17

She was a tall, auburn-haired woman in her early thirties, clear-complexioned, leanly well built and with carefully penciled, arched eyebrows that gave her a sharp eyed, inquisitive expression. "I'm Alison Day of Business View," she said, "and you're Alan Nudger."

"Alo," I corrected her, "but how did you come so close?"

She smiled an all-knowing, sharkish smile that had a curious sexual appeal to it. Her features were of a sharpness that would have been unattractive but for their chiseled perfection. "I'm a feature writer for my magazine, researching for a series of articles on the pressures and unexplained suicides and accidental deaths of top business executives across the country. You came here to Witlow Cable and now plan to go interview Mrs. Elizabeth Manners; I did things the opposite. I've talked to Robert Manners' widow, and now, here I am at Witlow. I was just getting ready to leave Mrs. Manners when her husband's secretary phoned. I asked about the call and Elizabeth Manners told me about your appointment. Though I thought you might be gone from here, I decided to check anyway. And here we are."

"Why?"

She appeared surprised. "What?"

"Why are we here? Why did you want to see me?"

"Oh, I wanted to find out about your involvement in this, of course." She spotted my empty cup, then the coffee machine. There was a boldness in her lean-legged stride as she crossed the cafeteria to the vending machine. She reached into her purse and pulled out some change. "Can I buy you another coffee?"

"Thanks, no. I don't want to make a pig of myself, and a chauvinistic one at that."

She gave me the knowing, eyes-sideways smile to show I hadn't rattled her. I took an antacid tablet.

"We can help each other, I think… Aldo, is it?"

"Alo."

"Call me Alison. You're a private detective. That's really fascinating."

"It's all in the eye of the fascinatee. What did Mrs. Manners tell you, Alison?"

"She said that her husband had seemed worried about something for months before his death, but that he never told her exactly about what. When she pressed him on the subject, he would simply categorize his worries as business pressures. I find this recent trend curious because the suicide rate among top executives is well below the national average. Statistically, six-point-six percent-"

"Alison," I interrupted her, holding up my palm in the universal stop signal, "I am not a believer in statistics."

"Really?" She sipped the coffee she'd bought and strode back to my table. "I should think you would be, being in a sense a policeman. Given sufficient and accurate data, statistics are an invaluable tool, in the business world especially. More sales are generated-"

I held up my hand again. "I'm not interested in sales being generated," I told her. "I've got too much on my mind as it is.
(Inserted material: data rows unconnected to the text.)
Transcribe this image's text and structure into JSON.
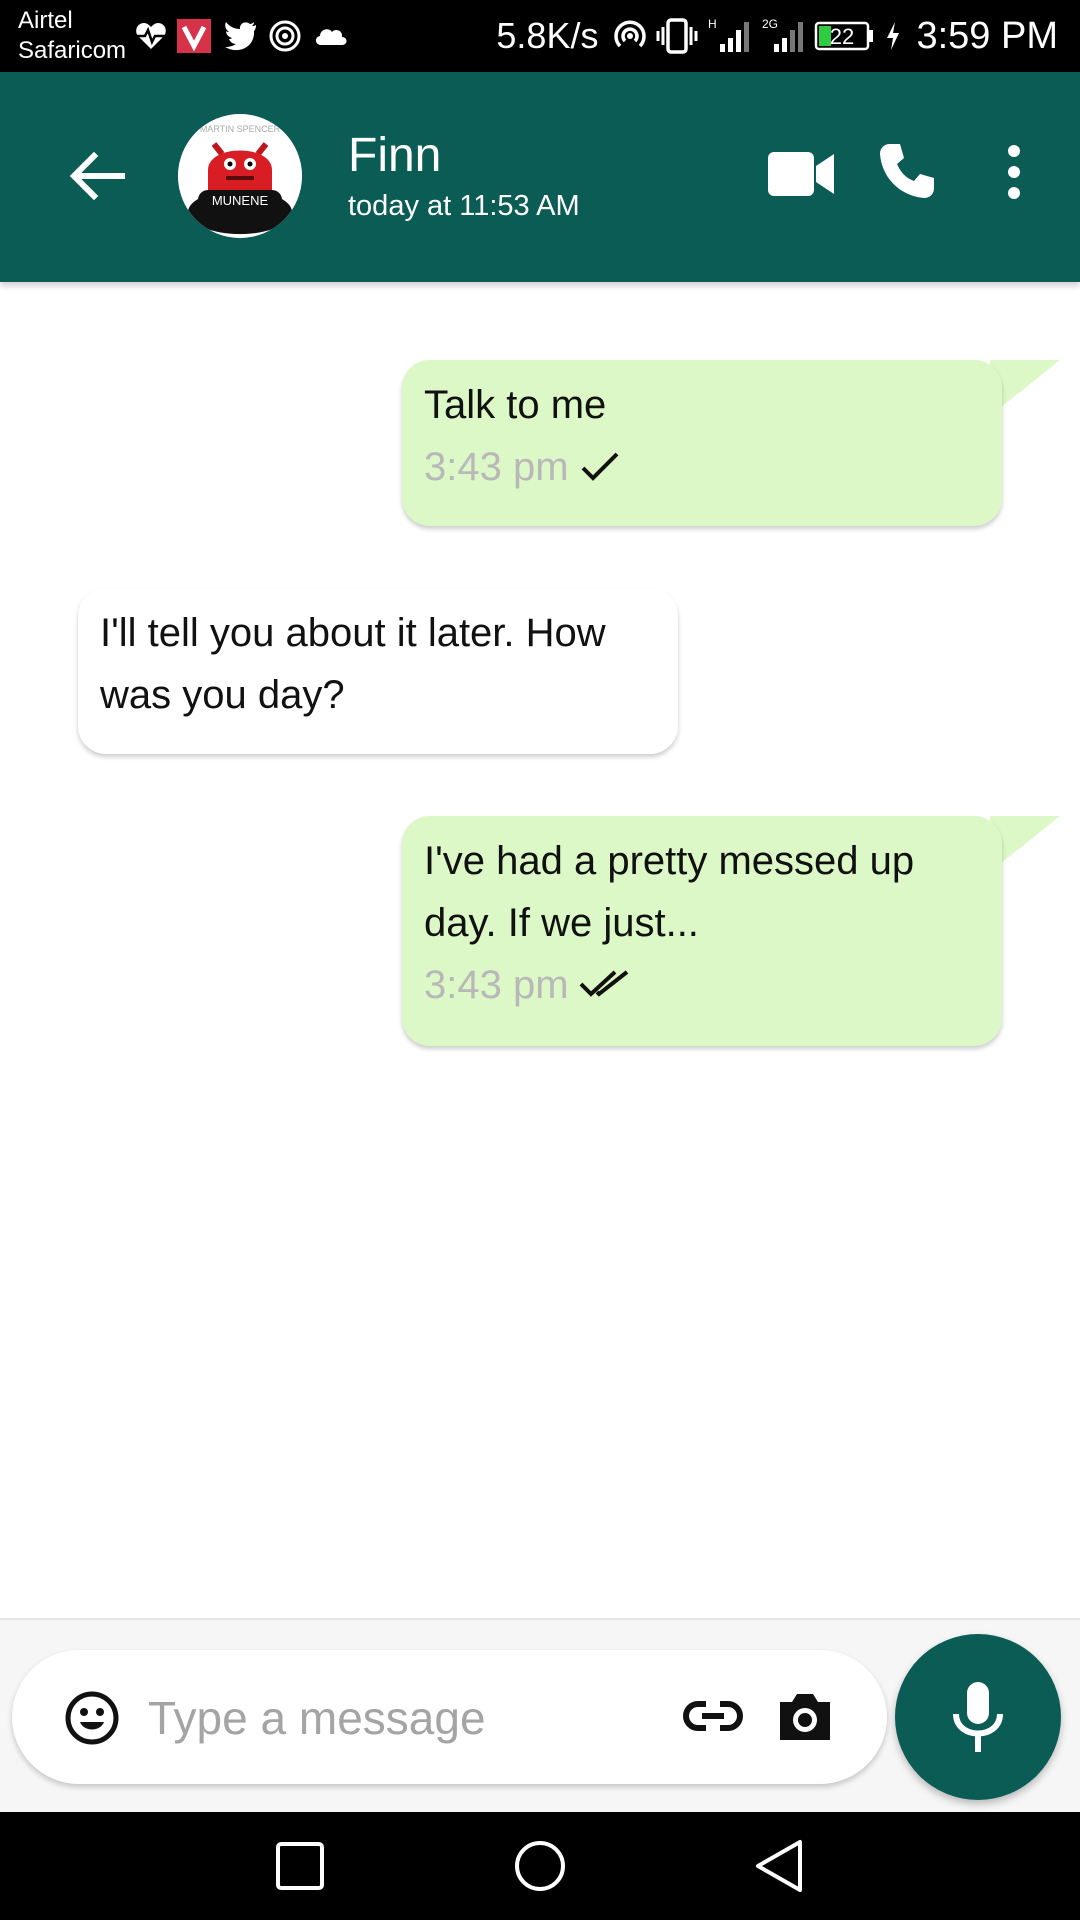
{
  "status_bar": {
    "carrier_line1": "Airtel",
    "carrier_line2": "Safaricom",
    "network_speed": "5.8K/s",
    "network_type_1": "H",
    "network_type_2": "2G",
    "battery": "22",
    "time": "3:59 PM",
    "icons": [
      "heart-pulse-icon",
      "vidmate-icon",
      "twitter-icon",
      "hotspot-icon",
      "cloud-icon",
      "wifi-hotspot-icon",
      "vibrate-icon",
      "signal-icon",
      "battery-icon",
      "charging-icon"
    ]
  },
  "header": {
    "contact_name": "Finn",
    "last_seen": "today at 11:53 AM",
    "avatar_text": "MUNENE",
    "icons": [
      "back-arrow-icon",
      "video-call-icon",
      "phone-icon",
      "more-vert-icon"
    ]
  },
  "messages": [
    {
      "direction": "out",
      "text": "Talk to me",
      "time": "3:43 pm",
      "status": "sent"
    },
    {
      "direction": "in",
      "text": "I'll tell you about it later. How was you day?"
    },
    {
      "direction": "out",
      "text": "I've had a pretty messed up day. If we just...",
      "time": "3:43 pm",
      "status": "delivered"
    }
  ],
  "composer": {
    "placeholder": "Type a message",
    "value": "",
    "icons": [
      "emoji-icon",
      "attach-link-icon",
      "camera-icon",
      "mic-icon"
    ]
  },
  "nav": {
    "icons": [
      "recent-apps-icon",
      "home-icon",
      "back-icon"
    ]
  },
  "colors": {
    "app_bar": "#0b5c54",
    "outgoing_bubble": "#dcf8c6",
    "incoming_bubble": "#ffffff",
    "timestamp": "#b8b8b8"
  }
}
Is that all that Manners' widow told you?"

She stared down at me with amused eyes that were a cattish pale green. "Essentially, yes." She smiled. "What did Brian Cheevers tell you?"

"So we can cross check their stories?"

She nodded, still smiling. She had a good idea. I gave her most of what Cheevers had told me.

"There is one thing," I said as she sat across from me, mentally digesting what I'd told her. "I can't promise to tell you everything; I have certain obligations you don't."

"Sure, I understand that. I never thought you trusted me completely, either. Who are you working for?"

I had a vision, then, of her descending on Dale Car-Ion, using my name, spouting her Business View facts and figures at him in her crisp, confident tone. Then the questions. I guessed Alison Day might be the last representative of the press Carlon would want to know about his missing daughter.

"I have to keep that confidential for the time being," I said to her.

She appeared disappointed but not surprised. I was becoming more wary of her by the minute. I said, "You mentioned something about the deaths of several top executives across the country…"

"Yes," Alison said, "counting Manners, six, nationwide, in a very short period of time."

"I wasn't aware of the trend."

"One would have to be in a position to see the entire cloth to discern the pattern."

"And your magazine thinks there is a pattern?"

She lowered her coffee cup from her lips. "That's partly what I've been assigned to discover."

I wadded my own cup and tossed it neatly into a trash container. I didn't like the idea of becoming mixed up with a reporter, but at this point there was little to lose. She had no idea who or what I was actually investigating, and I could keep it on those terms.

"Have you ever heard of the Gratuity Insurance Company?" I asked her.

"No, why?"

"I wondered if anyone you've questioned in connection with the other deaths mentioned them."

"No, but on the other hand, I didn't ask. I can check back, though."

I smiled at her. "That's what I was really asking."

Alison pulled a notebook from her purse. "Gratuity Insurance," she said, jotting it down as she pronounced it.

"How about the name Jerry Congram?" I asked while she had her notebook out. The pencil darted again while Alison spelled the name aloud to me.

She looked at me expectantly for a moment saw nothing else was forthcoming and snapped the notebook shut. "I'm at the Clairbank Hotel," she said, "room four oh seven. That's an invitation only to exchange information after you've talked to Elizabeth Manners and I've talked to Brian Cheevers."

"I thought you might want to show me your stock market graphs," I said innocently.